Introductory.
“The passing of the Maori.” These words have a sad and mournful sound. They almost convey the idea that in order to do justice to the subject we should bind our brows with wreaths of kawakawa leaves, lacerate our flesh with obsidian flakes, and raise the wail of the tangi, for “a race that's speeding sadly onward to oblivion.” Such seems to have been the attitude of most writers in the past.
In 1881 Dr. Newman (1, p. 477) stated: “Taking all things into consideration, the disappearance of the race is scarcely subject for much regret. They axe dying out in a quick, easy way, and are being supplanted by a superior race.” Thus he relegates us to the Shades, and we cease to be as important as the carvings our brains designed and our hands executed.
In 1884 Sir Walter Buller (2), in speaking before the Wellington Philosophical Society, said that it was a “fact that the Maori race was dying out very rapidly; that, in all probability, five and twenty years hence there would only be a remnant left.” He quotes Dr. Featherston as saying in 1856, “The Maoris are dying out, and nothing can save them, Our plain duty, as good, compassionate colonists, is to smooth down their dying pillow. Then history will have nothing to reproach us with.”
In 1896 (3) and 1902 (4) Hill struck a less pessimistic note by enumerating various proposals by which rapid extinction might be retarded.
In a paper read before this Institute in 1907, Archdeacon Walsh (5), after ably summing up the exterminating factors introduced by civilization, sounded our requiem in a more soothing and sympathetic manner, in keeping with his cloth. He said: “The Maori has lost heart and abandoned hope. It [the race] is sick unto death, and is already potentially dead.” He quotes von Hochstetter as observing, in 1865, “The Maoris …

look forward with a fatal resignation to the destiny of the final extinction of their race. They themselves say, ‘As clover killed the fern, and the European dog the Maori dog, as the Maori rat was destroyed by the pakeha rat, so our people also will be gradually supplanted and exterminated by the Europeans'.“
From Featherston in 1856 to Walsh in 1907 is half a century. The cumulative experience and study of half a century led the writers quoted above to see the Maori race facing nothing but rapid extinction. In view of the fact that these writers gathered the procurable data of their day and subjected them to careful analysis, their conclusions must be treated with respect. The Maori race should show more active signs of becoming extinct; yet in spite of the hopeless outlook expressed to von Hochstetter by the victims of the Taranaki War, the present generation refuses to comply with the picturesque but illogical simile of following the way of the vanished Maori rat and the extinct Maori dog. They do not appear to belong to the same class of mammal. The native fern does not seem to be tamely giving way to the European clover. In this respect the Maori has more in common with the flora than with the fauna.

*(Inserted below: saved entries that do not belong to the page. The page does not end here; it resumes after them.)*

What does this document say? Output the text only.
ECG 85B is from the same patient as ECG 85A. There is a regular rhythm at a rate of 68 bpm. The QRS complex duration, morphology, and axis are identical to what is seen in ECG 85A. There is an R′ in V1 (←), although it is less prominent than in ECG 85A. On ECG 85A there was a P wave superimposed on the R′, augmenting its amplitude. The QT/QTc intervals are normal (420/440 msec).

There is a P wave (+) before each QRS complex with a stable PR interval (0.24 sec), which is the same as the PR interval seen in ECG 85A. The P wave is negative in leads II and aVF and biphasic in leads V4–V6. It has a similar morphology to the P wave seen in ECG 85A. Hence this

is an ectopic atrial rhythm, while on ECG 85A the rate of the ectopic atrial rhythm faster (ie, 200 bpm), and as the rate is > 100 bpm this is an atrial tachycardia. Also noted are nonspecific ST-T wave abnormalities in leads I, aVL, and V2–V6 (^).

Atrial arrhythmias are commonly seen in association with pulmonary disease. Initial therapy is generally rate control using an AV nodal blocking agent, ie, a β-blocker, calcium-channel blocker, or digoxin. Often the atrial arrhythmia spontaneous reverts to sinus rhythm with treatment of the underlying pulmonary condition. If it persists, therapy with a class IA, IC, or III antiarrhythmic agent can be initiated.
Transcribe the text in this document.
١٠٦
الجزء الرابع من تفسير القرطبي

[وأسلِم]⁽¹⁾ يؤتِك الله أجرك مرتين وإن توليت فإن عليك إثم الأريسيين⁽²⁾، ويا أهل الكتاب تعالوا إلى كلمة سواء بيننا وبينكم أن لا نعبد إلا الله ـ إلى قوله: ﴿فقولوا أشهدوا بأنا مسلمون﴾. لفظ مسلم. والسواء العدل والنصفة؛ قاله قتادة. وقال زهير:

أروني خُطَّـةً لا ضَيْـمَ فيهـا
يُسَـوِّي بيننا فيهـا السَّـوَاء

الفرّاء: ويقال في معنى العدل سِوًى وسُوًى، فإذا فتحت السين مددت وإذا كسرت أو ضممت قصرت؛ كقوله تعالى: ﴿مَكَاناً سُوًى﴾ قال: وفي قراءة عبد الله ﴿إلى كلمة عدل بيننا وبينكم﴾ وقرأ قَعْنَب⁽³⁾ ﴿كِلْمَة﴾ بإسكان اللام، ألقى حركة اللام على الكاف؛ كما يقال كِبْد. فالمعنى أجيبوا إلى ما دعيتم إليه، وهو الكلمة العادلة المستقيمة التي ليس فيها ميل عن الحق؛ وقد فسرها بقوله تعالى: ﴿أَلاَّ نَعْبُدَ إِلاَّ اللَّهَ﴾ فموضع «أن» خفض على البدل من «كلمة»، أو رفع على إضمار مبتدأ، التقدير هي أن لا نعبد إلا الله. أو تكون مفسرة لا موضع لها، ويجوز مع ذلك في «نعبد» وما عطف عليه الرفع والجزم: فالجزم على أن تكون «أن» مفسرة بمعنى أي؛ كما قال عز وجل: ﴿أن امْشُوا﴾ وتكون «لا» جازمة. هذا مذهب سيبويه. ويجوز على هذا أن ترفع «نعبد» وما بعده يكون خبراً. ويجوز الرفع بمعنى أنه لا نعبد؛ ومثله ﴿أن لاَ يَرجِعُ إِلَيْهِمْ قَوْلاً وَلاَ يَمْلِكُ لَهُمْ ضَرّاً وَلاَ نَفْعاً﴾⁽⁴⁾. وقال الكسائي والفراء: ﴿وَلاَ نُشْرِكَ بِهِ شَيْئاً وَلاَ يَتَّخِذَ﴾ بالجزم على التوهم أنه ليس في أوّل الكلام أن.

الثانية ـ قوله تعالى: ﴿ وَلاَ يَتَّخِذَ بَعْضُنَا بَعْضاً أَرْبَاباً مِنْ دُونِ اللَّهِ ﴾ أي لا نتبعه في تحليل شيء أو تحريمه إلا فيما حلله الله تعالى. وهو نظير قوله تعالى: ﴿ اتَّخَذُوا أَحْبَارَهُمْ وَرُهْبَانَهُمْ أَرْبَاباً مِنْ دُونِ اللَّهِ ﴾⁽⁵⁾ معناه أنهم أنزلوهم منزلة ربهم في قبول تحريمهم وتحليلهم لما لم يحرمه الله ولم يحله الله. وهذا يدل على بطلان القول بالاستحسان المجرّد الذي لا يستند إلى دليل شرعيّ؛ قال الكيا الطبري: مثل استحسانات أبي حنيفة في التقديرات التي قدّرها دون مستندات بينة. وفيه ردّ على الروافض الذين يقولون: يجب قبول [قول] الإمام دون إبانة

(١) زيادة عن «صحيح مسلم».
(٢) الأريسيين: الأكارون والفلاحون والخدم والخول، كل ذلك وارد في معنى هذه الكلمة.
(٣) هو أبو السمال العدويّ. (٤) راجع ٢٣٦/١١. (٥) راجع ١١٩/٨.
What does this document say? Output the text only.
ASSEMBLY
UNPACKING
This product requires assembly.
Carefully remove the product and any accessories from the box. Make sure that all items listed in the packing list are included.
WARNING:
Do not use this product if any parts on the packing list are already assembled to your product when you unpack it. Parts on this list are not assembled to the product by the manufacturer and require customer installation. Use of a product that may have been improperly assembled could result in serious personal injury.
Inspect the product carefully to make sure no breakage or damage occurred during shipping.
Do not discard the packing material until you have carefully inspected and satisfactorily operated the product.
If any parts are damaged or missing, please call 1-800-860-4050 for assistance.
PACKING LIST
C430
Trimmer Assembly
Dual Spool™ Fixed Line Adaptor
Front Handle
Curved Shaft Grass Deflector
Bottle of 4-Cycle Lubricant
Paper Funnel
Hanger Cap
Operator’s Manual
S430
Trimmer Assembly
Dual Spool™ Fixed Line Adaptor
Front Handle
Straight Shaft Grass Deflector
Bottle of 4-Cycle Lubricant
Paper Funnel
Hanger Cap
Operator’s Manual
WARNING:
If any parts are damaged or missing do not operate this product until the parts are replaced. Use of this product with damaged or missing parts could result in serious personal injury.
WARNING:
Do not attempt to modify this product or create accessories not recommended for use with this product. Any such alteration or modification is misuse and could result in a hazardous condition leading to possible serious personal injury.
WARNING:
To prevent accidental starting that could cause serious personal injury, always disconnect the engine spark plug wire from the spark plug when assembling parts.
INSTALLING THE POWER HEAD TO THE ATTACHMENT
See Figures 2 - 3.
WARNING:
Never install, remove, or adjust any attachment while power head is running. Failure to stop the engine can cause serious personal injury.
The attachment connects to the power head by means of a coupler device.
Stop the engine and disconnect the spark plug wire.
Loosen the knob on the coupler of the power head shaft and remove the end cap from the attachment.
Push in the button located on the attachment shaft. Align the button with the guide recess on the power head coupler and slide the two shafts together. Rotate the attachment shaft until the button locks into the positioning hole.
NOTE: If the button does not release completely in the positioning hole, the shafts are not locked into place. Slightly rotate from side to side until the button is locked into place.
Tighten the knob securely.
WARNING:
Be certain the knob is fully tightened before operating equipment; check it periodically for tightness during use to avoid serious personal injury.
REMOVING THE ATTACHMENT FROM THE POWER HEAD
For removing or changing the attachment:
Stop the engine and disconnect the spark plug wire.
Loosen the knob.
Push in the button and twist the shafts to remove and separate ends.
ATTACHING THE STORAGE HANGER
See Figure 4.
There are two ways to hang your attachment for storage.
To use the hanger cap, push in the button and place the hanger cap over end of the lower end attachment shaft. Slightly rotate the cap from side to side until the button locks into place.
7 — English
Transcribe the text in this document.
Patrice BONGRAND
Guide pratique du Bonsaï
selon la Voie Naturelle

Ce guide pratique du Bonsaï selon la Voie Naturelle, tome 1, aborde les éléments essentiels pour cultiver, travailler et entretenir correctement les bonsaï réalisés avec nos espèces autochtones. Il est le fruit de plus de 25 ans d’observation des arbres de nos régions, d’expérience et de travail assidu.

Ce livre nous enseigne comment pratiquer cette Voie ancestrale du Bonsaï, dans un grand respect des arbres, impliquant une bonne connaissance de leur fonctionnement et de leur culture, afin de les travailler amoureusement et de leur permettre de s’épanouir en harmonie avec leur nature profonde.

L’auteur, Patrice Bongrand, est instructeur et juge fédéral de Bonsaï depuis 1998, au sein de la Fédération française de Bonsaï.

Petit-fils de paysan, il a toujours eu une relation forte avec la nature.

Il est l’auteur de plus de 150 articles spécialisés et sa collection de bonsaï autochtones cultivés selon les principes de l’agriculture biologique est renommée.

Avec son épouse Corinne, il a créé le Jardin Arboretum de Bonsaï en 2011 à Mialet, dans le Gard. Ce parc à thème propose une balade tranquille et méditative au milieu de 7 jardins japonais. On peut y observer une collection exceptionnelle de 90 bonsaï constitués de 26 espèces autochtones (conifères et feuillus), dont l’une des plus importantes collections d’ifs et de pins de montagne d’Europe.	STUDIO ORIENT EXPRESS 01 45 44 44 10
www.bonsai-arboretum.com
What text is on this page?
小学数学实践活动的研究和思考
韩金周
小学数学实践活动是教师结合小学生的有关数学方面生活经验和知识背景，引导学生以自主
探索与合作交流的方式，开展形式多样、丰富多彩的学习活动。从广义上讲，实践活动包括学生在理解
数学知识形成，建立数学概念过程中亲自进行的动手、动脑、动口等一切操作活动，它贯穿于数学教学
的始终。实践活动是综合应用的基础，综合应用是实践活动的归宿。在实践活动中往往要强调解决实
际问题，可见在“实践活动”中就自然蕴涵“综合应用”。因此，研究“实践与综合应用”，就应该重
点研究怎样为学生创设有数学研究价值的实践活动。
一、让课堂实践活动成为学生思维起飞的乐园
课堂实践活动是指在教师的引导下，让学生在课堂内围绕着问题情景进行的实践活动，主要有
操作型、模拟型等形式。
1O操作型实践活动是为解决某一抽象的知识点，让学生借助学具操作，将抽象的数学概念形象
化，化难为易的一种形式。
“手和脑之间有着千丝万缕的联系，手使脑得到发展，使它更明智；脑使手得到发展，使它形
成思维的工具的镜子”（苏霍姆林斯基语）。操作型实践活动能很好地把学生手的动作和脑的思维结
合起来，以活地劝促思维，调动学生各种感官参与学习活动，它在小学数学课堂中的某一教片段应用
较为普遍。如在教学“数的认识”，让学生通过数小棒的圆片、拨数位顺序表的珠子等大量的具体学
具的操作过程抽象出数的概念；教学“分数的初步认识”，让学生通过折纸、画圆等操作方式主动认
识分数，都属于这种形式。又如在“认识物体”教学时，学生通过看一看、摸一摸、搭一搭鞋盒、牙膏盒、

The quick and easy death prescribed by Dr. Newman has not been availed of as he led us to expect. Sir Walter Bullet's twenty-five years grace expired in 1909. The race that Archdeacon Walsh said was already potentially dead in 1907 should be literally so in 1922.
Of the five papers quoted above, four have been published in the Transactions of this Institute, whilst the fifth was read before the Wellington Philosophical Society, Since the last address was delivered fifteen years have elapsed. It is therefore fitting that the present condition of the Maori race should be reviewed, to see how far the sad prognosis of the past has been borne out by the facts of the present.